There may still be an over-representation of Ashkenazim among academics and some state institutions—importantly, this includes the Supreme Court. But this is still a feature of Israel’s psyche, particularly for Arab Jews (Sefaradim or Mizrahim as they are called in Israel), who came in later after being expelled from countries across the Middle East and North Africa. They suffered from discrimination and the perception that they were “second-tier” Jews sent to live in the periphery. Even today, the issue of inequalities between Ashkenazi and Sephardic Jews still strikes a chord.
This is the image Netanyahu was summoning: Old left-wing Ashkenazi Jews, entrenched in an imaginary “deep state” high in their ivory tower, looking to unseat the elected prime minister. This image is certainly specific to Israel, but one that’s also similar to the rhetoric used by far-right and populist leaders around the globe.

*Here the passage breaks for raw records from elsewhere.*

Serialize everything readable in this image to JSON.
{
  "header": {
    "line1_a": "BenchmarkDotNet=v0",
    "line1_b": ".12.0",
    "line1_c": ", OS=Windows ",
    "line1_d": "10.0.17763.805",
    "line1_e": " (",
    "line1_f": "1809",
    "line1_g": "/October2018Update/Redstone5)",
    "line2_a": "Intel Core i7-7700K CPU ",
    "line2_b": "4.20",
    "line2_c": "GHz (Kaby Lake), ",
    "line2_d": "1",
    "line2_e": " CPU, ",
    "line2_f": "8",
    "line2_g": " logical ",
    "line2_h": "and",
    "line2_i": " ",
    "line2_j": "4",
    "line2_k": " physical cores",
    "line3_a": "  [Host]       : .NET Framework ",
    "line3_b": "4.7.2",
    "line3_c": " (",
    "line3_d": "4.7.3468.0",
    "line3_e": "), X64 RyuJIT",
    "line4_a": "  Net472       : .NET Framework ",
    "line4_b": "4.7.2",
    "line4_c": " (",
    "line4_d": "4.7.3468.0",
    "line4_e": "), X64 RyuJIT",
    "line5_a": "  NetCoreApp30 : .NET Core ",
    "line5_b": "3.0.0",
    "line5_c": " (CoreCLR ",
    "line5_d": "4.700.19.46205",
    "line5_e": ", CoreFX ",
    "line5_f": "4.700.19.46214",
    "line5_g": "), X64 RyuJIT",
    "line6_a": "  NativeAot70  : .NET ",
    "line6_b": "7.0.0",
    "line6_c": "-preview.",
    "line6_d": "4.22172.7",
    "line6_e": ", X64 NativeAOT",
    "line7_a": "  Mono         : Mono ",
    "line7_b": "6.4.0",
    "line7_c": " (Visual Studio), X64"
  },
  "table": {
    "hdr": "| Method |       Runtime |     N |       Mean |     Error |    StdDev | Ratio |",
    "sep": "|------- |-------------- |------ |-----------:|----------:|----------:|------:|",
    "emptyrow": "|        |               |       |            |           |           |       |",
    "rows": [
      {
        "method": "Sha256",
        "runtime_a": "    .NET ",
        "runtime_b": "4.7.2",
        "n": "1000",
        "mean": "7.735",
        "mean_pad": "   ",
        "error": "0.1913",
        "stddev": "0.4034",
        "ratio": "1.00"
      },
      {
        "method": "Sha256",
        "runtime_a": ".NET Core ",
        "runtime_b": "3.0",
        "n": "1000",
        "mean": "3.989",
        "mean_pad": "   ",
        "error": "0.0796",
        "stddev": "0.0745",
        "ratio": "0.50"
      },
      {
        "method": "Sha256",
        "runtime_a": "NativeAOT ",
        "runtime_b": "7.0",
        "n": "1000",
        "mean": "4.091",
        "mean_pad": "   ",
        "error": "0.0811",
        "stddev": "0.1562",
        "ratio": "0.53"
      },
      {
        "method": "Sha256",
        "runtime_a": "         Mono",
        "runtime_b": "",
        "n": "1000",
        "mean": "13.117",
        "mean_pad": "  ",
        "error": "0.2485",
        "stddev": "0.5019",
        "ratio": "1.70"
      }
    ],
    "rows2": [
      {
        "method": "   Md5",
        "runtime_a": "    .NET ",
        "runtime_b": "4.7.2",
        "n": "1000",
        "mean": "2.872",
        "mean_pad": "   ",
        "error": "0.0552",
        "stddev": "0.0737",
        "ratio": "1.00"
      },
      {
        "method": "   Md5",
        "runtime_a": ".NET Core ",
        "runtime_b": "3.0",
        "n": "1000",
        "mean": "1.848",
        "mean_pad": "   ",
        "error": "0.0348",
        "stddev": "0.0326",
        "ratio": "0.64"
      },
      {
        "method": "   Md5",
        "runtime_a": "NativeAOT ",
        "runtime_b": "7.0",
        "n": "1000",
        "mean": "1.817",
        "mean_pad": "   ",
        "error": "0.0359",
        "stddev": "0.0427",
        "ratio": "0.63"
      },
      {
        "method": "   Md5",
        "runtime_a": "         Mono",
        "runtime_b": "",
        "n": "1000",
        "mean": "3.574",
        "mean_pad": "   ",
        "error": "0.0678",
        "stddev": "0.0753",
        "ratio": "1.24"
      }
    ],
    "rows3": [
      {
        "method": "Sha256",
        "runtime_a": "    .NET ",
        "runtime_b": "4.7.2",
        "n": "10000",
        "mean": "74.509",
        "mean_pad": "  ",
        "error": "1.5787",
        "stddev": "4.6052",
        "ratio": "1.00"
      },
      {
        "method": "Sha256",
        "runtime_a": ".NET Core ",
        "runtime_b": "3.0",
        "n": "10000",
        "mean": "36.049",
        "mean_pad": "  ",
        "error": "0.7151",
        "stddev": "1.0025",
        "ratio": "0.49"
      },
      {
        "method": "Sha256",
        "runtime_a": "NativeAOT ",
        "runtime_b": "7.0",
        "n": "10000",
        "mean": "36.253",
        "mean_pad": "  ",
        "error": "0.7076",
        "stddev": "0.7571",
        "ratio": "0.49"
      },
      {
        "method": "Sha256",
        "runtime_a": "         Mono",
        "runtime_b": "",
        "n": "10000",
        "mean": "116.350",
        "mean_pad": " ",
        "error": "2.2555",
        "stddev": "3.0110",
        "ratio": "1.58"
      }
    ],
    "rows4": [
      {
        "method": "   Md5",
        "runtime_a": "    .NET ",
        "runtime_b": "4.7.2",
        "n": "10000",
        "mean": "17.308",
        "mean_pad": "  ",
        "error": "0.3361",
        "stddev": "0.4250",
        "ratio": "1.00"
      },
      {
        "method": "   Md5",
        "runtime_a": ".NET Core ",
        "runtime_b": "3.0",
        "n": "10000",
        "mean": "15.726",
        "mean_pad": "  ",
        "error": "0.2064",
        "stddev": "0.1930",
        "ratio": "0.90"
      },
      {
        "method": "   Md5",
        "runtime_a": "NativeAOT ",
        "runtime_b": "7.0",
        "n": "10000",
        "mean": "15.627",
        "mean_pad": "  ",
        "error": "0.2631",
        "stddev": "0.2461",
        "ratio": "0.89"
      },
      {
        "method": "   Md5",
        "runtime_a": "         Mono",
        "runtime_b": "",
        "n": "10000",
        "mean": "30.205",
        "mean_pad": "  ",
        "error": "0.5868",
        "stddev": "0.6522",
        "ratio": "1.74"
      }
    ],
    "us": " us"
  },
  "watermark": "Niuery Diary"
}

Finally, there is the language itself. For instance, the success of Itamar Ben Gvir is just as much a result of his ideas as his theatrics. His supporters view him as a “straight-talker”, someone who “tells it like it is” and doesn't bother to be politically correct. The same has been said of pretty much all of the leading populists of this past decade. As Israel faces a complex crisis following the 7 October attacks, this will be attractive to some voters, who want simple solutions and enjoy telling the world off.
Evading accountability
After 7 October, these arguments are poised to be amplified. Domestically, Netanyahu will double down on his attempt to detach himself from realities and responsibility through divisive rhetoric. At his core, Netanyahu isn’t so much a “true believer” in far-right ideas as he is an opportunistic one. He has and will continue to use rhetoric that serves him best, no matter how bone-chilling.

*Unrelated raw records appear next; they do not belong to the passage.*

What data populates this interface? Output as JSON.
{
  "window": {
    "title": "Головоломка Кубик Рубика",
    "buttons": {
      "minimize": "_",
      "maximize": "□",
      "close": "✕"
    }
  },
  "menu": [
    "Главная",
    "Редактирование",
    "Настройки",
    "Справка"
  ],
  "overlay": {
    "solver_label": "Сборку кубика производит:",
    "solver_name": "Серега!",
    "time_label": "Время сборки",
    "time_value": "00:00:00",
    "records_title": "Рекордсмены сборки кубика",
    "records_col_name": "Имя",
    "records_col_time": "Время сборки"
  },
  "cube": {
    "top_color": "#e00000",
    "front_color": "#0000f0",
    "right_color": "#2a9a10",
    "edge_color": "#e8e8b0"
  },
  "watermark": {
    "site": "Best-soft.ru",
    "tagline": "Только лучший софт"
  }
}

In the wake of 7 October, some of Netanyahu’s supporters (including Netanyahu’s own son) have even dipped their toes in conspiracy theories—another classic tool of modern-day populist leaders—claiming that elements within the “deep state” and the army had “allowed” the Hamas attacks to happen for the sake of unseating Netanyahu.
For their part, his partners, Ben Gvir and Smotrich, face a crisis of their own, as they’ve also presided over one of Israel’s worst security debacles. They will double down on the same rhetoric Netanyahu is using, arguing that, at every turn, their ideas were stifled, watered down, and sidelined. If only they were able to go all the way, they would say. This lack of accountability is also typical of identity politics, where voters are supposed to back leaders for who they are rather than what they do.
Internationally, Netanyahu and his far-right allies will also double down on the kinship they found with far-right and populist allies across the globe. Netanyahu is clearly angling for a Trump victory despite the unprecedented support Biden has offered Israel in the wake of 7 October. This is despite Trump's recent statements indicating he would also like the Gaza war to end, as well as last year’s revelations that Trump felt betrayed by Netanyahu’s quick embrace of Biden.
More broadly, Israel is isolated, but it is still viewed as a “first line of defence” by far-right parties across the West and even beyond who feel the West is assailed by an aggressive Muslim world. This would push Israel into a dangerous slide that only leads to further divisions, toxic politics, and alliances based on shared fears rather than shared values.